Around 6.96mn South Sudanese will face acute levels of food insecurity or worse by the end of July 2019, according to the Integrated Food Security Phase Classification (IPC) update

The update has been released by the Government of South Sudan in collaboration with the Food and Agriculture Organization of the United Nations (FAO), the United Nations Children's Fund (UNICEF) and the World Food Programme (WFP).

An estimated 21,000 people will likely face a catastrophic lack of food access (IPC Phase 5, the highest level in the five-step classification), while about 1.82mn will face Emergency (IPC Phase 4) and another 5.12mn people will face Crisis (IPC Phase 3) levels of food insecurity.

Delayed rains, high food prices

The ongoing lean season started early following record low stocks from the poor 2018 harvest and has been further extended by the delayed onset of 2019 seasonal rains. This, combined with persistent economic instability, the effects of previous years of conflict and related asset depletion and population displacements, have contributed to the disruption of livelihoods and has reduced people's ability to access food.

High food prices caused by last year's poor harvests, market disruptions due to insecurity, high transport costs and a depreciated currency are also contributing to the high levels of acute food insecurity.

“The recovery of food production and increase of yields in South Sudan are reliant on the maintenance of peace, and must be given a chance,” said Meshack Malo, FAO representative in South Sudan.

“With greater stability in the country, access to those in need has improved, allowing us to treat more than 100,000 children suffering from severe malnutrition in the first five months of the year, with more than 90 per cent of those children recovering,” said Mohamed Ag Ayoya, UNICEF's representative in South Sudan.

“The hunger season coincides with the rainy season and that's a perfect storm in South Sudan,” said Ronald Sibanda, WFP's country director in South Sudan. “As we ramp up our response, the race is now against time and nature - we must act now to save the lives and livelihoods of the millions on the brink of starvation.”

Responding to the crisis

FAO is providing new varieties of seeds suited to local conditions and training in techniques that will reduce losses from drought and flooding.

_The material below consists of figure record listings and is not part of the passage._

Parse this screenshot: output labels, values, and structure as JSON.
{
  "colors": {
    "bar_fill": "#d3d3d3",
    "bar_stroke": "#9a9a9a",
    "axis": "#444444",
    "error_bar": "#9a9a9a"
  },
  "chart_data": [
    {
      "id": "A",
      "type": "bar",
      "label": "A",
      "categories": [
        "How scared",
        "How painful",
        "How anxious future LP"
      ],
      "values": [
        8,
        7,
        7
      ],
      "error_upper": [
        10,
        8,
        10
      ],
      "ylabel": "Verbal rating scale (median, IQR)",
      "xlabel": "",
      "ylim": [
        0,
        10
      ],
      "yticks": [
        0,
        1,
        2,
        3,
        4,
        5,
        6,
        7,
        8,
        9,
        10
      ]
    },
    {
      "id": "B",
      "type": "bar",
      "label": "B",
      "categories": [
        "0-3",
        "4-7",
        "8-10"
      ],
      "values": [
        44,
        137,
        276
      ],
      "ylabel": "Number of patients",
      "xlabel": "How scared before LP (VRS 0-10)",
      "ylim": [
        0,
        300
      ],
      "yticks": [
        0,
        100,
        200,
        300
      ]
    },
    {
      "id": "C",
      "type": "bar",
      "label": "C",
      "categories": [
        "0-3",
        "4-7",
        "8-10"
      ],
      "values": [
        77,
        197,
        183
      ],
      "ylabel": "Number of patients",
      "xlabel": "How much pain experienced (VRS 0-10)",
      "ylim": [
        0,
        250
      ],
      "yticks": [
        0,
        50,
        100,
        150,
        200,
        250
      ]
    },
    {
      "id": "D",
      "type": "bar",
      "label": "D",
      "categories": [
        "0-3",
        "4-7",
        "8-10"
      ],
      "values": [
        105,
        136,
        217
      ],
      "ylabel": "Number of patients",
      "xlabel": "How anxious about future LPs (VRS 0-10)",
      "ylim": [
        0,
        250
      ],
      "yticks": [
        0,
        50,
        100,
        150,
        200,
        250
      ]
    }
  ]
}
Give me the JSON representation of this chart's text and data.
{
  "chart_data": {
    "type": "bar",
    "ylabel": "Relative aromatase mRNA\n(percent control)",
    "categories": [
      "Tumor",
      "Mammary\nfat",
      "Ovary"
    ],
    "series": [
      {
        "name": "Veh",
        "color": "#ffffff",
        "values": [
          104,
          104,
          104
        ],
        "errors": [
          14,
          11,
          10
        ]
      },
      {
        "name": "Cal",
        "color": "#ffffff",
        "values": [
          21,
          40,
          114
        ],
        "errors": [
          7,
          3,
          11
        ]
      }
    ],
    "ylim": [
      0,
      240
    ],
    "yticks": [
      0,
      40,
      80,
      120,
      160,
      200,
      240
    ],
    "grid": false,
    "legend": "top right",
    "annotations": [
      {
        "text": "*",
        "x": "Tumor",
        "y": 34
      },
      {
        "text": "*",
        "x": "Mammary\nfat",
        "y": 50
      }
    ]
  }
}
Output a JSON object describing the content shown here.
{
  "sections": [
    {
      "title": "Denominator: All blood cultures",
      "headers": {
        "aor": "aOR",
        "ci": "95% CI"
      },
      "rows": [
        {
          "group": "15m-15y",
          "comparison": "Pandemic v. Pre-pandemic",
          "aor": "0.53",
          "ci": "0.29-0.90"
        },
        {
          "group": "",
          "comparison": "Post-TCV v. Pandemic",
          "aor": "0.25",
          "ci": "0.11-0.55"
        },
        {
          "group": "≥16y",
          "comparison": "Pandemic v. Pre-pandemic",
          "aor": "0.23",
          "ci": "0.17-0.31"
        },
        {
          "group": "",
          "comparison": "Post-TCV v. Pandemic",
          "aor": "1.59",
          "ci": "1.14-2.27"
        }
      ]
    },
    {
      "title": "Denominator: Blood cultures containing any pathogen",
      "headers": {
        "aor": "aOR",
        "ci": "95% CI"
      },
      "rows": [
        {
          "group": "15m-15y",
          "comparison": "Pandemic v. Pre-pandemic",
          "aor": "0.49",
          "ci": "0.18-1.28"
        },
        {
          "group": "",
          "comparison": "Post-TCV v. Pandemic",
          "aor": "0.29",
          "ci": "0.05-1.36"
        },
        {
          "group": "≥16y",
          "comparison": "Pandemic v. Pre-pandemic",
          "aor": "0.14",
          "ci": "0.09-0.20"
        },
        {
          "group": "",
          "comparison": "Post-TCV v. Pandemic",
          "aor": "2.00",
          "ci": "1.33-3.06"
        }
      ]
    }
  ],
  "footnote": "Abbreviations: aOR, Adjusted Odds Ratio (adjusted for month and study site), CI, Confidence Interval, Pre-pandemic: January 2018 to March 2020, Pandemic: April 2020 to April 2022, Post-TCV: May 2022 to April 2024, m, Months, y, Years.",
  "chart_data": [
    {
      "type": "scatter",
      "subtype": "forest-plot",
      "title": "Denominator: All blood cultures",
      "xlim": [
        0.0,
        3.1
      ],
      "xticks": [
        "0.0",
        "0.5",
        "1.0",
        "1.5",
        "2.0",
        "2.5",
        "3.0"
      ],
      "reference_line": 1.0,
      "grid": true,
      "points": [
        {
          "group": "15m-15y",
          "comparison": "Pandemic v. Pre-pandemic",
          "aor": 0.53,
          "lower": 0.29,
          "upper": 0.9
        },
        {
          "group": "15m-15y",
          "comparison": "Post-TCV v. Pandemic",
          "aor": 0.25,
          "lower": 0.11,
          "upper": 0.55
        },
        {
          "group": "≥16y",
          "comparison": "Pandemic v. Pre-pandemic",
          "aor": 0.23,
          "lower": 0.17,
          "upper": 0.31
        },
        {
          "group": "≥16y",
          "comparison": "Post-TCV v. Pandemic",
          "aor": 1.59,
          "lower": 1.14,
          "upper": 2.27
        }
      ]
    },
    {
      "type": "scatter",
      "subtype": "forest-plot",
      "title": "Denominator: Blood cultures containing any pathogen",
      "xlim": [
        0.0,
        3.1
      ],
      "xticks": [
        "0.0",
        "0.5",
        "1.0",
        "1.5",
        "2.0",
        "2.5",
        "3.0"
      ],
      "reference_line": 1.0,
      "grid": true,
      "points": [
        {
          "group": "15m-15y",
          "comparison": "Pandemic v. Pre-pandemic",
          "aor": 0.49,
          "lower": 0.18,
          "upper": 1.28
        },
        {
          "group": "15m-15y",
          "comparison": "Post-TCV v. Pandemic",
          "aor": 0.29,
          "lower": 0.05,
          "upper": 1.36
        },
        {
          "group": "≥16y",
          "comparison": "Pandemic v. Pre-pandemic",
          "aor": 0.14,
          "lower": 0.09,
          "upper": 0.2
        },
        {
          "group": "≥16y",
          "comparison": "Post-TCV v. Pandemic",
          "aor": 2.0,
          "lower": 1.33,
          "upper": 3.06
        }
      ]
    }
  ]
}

In addition to supporting 800,000 vulnerable farming, fishing and agro-pastoral households with vegetable and crop seeds, agricultural tools and fishing equipment, FAO is carrying out animal vaccinations and other veterinary services in support of livestock keepers to protect their livelihoods.

UNICEF and partners will further scale up services during the lean season to reach more children affected by severe acute malnutrition, expanding its programming through two key methods. In areas with good humanitarian access, a long-term presence on the ground will allow UNICEF and partners to stay and deliver. Integrated Rapid Response missions will be used to reach people in insecure and inaccessible areas. More than 100,000 children affected by severe acute malnutrition are expected to be reached during the peak lean season.

WFP will provide up to 5.1mn people with a variety of support including life-saving food and cash distributions in areas with working markets, food in return for work on the construction and rehabilitation of community assets, food for school meals, and special products for the prevention and treatment of malnutrition among children, and pregnant or nursing women.

WFP has prepositioned 173,000 mt of food in more than 60 areas before the onset of the rainy season, 66,000 mt more than the same time in 2018.